Carlos Henrique – Fiquei surpreso com a imensa quantidade de espécies de Aranhas, são muitas, milhares, e com características muito próprias. No livro, em alguns contos, a relação entre a narrativa e as aranhas é mais subjetiva, quase invisível, como algumas teias que encontramos por aí.. É um livro-jogo, e depende muito do leitor, de entrar no jogo… Em outras narrativas é mais evidente. Depende da aranha… Uma que me surpreendeu e até usei no conto “Saltadora”, é sobre uma aranha-saltadora do leste da África, conhecida como aranha vampira. A espécie prefere se alimentar dos mosquitos Anopheles fêmeas, mas apenas de espécimes que tenham se alimentado recentemente do sangue de mamíferos e outros vertebrados. Ou seja, só caça as gordinhas, com a pança cheia de sangue. O mais curioso é o motivo: as pesquisas descobriram que o sangue daqueles mosquitos é afrodisíaco para essas aranhas. Outro bem evidente é o conto Cuspideira, pois a espécie é conhecida por lançar sua teia em suas vítimas, prendendo-as ao chão. E é uma espécie territorialista. Tudo que a personagem Amanda é, e ela praticamente prende sua vítima, o estudante Rodrigo, no chão. Ou o da Lince-americana, que é uma espécie mestre da emboscada (e a personagem do conto está emboscando cachorros, jogando comida envenenada para eles).

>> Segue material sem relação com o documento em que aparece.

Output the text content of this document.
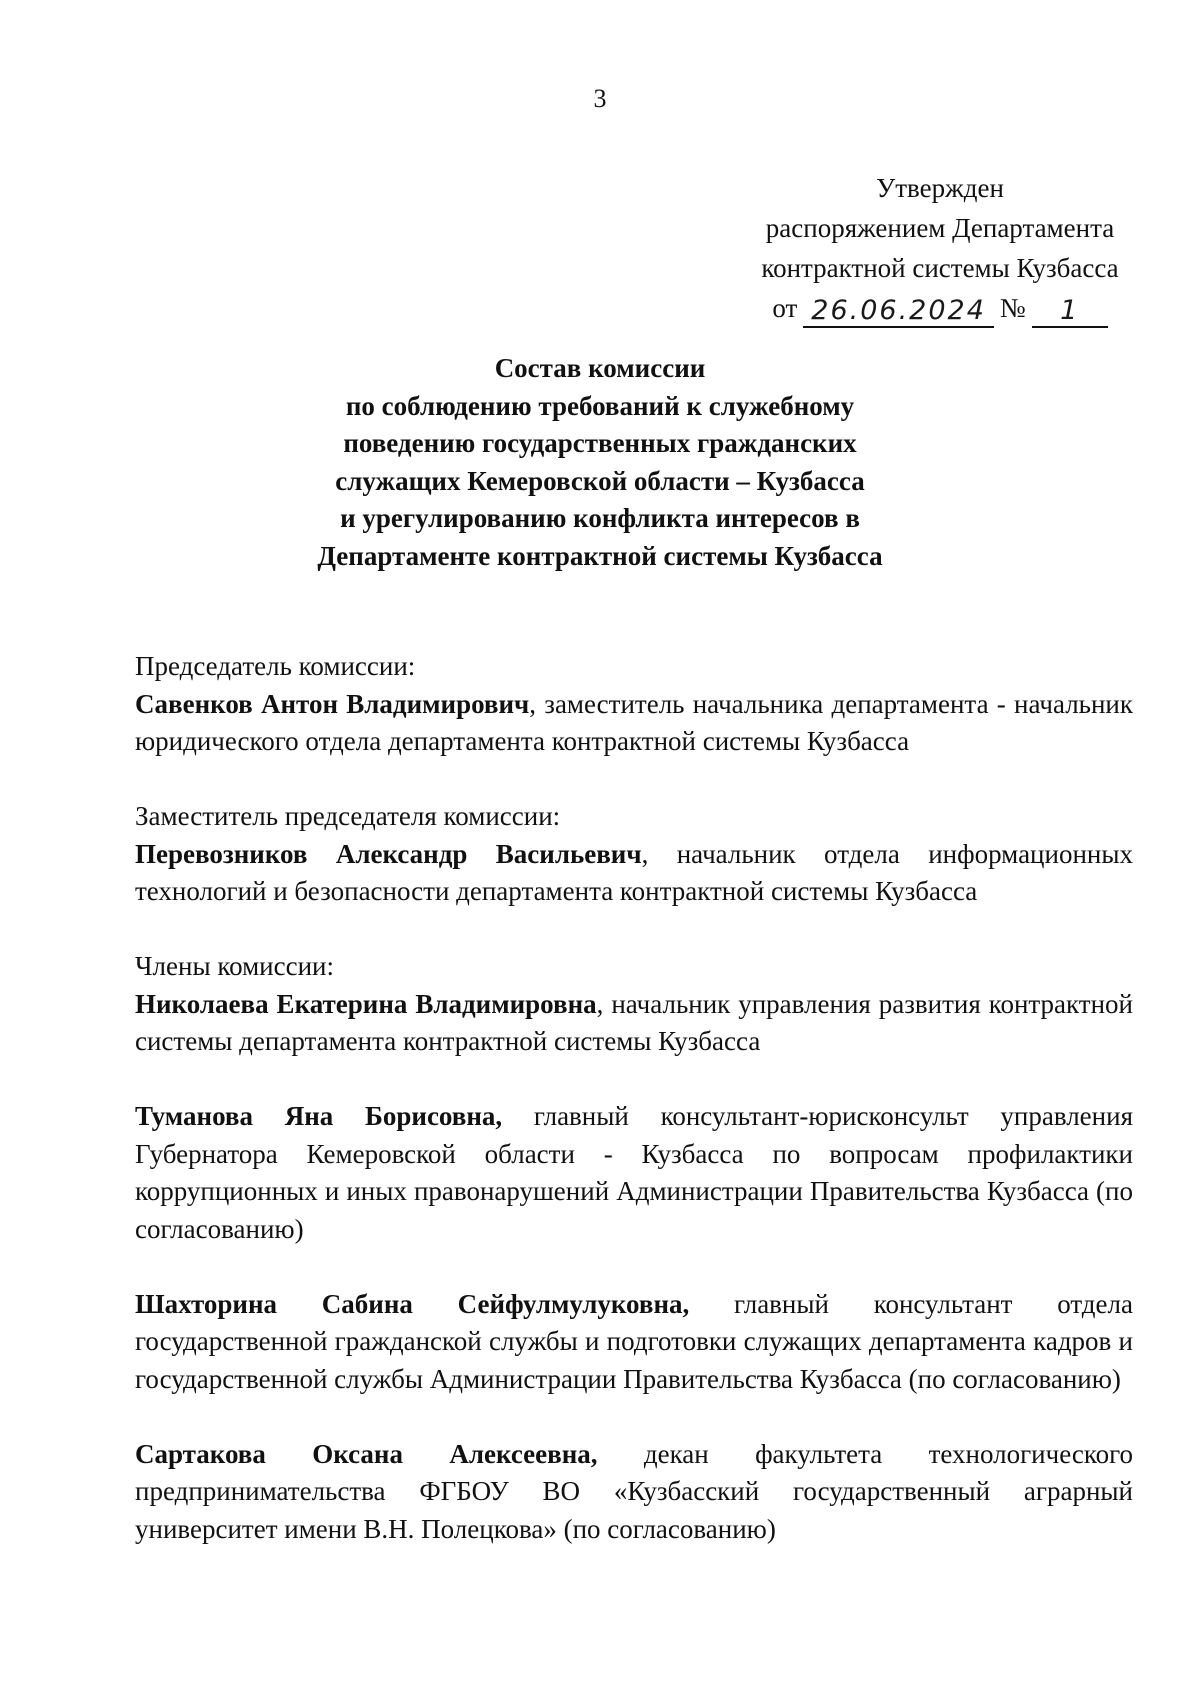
3
Утвержден
распоряжением Департамента
контрактной системы Кузбасса
от 26.06.2024 №	1
Состав комиссии
по соблюдению требований к служебному
поведению государственных гражданских
служащих Кемеровской области – Кузбасса
и урегулированию конфликта интересов в
Департаменте контрактной системы Кузбасса

Председатель комиссии:

Савенков Антон Владимирович, заместитель начальника департамента - начальник юридического отдела департамента контрактной системы Кузбасса

Заместитель председателя комиссии:

Перевозников Александр Васильевич, начальник отдела информационных технологий и безопасности департамента контрактной системы Кузбасса

Члены комиссии:

Николаева Екатерина Владимировна, начальник управления развития контрактной системы департамента контрактной системы Кузбасса

Туманова Яна Борисовна, главный консультант-юрисконсульт управления Губернатора Кемеровской области - Кузбасса по вопросам профилактики коррупционных и иных правонарушений Администрации Правительства Кузбасса (по согласованию)

Шахторина Сабина Сейфулмулуковна, главный консультант отдела государственной гражданской службы и подготовки служащих департамента кадров и государственной службы Администрации Правительства Кузбасса (по согласованию)

Сартакова Оксана Алексеевна, декан факультета технологического предпринимательства ФГБОУ ВО «Кузбасский государственный аграрный университет имени В.Н. Полецкова» (по согласованию)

Fernando – Como foi substituir a barata do romance do Kafka pela aranha, que efeitos na história a aranha trouxe para narrativa?
Carlos Henrique – Em “O método Albertine”, a Anne Carson se apropria da Albertine do Proust, da teoria em cima do livro, de tudo, e faz a sua história. O escritor argentino Pablo Katchadjian engordou “O Aleph” do Borges e foi parar na justiça, por conservadorismo da Kodama, a viúva. Eu emagreci o texto do Kafka, já que aranhas são mais fáceis de matar do que baratas. Mas muita coisa ali é do Kafka, o encadeamento, a sequência. É Kafka. E não é. A dedicatória é um aceno amistoso ao Katchadjian, é um “tamojunto”. No conto o final é mais rápido do que a narrativa do Kafka, pois aranhas assustam mais que baratas, e os humanos tendem a tomar medidas mais drásticas com elas.

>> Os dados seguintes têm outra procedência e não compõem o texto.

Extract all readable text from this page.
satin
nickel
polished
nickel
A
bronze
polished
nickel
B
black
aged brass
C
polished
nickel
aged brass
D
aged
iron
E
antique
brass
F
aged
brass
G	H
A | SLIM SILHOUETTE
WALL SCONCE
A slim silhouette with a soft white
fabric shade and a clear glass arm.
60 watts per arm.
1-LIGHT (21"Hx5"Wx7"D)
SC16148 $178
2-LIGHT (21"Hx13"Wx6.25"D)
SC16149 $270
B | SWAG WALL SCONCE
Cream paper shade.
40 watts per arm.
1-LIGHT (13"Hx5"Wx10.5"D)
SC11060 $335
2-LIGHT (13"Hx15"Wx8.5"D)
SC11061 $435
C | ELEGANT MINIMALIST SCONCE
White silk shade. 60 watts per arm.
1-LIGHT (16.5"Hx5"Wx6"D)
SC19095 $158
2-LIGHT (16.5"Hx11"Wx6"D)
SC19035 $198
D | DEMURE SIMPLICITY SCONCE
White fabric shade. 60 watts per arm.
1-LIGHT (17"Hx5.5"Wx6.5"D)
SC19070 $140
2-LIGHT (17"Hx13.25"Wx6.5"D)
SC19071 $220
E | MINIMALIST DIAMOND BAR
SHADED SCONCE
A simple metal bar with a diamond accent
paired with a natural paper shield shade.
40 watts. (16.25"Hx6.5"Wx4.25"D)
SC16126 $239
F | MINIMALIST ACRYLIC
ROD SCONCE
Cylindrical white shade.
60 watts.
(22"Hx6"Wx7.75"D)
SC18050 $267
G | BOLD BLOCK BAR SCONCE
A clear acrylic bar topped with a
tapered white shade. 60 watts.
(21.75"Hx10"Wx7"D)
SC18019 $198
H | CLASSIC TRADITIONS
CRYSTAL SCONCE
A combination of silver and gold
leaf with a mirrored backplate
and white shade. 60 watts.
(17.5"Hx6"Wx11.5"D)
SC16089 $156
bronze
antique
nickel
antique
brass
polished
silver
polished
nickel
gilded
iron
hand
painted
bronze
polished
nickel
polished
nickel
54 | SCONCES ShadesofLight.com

Fernando – Você acha que há um certo medo ancestral com relação às aranhas, elas possuem tanta simbologia, em tantas culturas, que para uma aproximação à escrita ou narrativa, parece um foco muito detalhista para encenar uma história. Há tantas narrativas sobre aranhas espalhadas pela história de literatura?
Carlos Henrique – As aranhas estão nos nossos genes: pesquisadores descobriram que o medo que temos delas é transmitido pelos genes, de geração em geração. Ou seja, elas estão dentro da gente. Então é natural que exista tanta representação. Então eu pensei muito numa maneira de estabelecer diálogos com elas, mas de uma maneira não-convencional. Então é um livro lusco-fusco sobre Aranhas. É e não é. Mas é.
Fernando – Há infinitas possibilidades narrativas em relação ao tom, estilo, linguagem. Você fez um belo estudo sobre gêneros narrativos. Como foi dar um tratamento bem próprio à cada conto usando uma aranha por contexto?
Carlos Henrique – Acredito que cada conto pede uma forma de narrar, uma dicção, uma voz… E que a forma deve mudar de acordo com o conteúdo. Por isso tantas vozes, tantas formas…Este é um livro de contos. Não uma antologia, não uma reunião. Ou seja, cada conto ali tem uma razão de estar, e naquele lugar, e naquela ordem, e todos eles acabam se conectando no final, lá no penúltimo conto, o da Armadeira. Ou seja, é uma grande teia, onde o leitor vai se defrontar com uma aranha, com o fim. Eram mais de cem contos, ficaram 32, talvez não os 32 melhores, mas os que formaram a melhor teia narrativa. Existem aranhas pequenas e grandes, e contos pequenos e grandes. Algumas aranhas pequenas são bem venenosas, como a Marrom, e alguns contos pequenos também podem ser.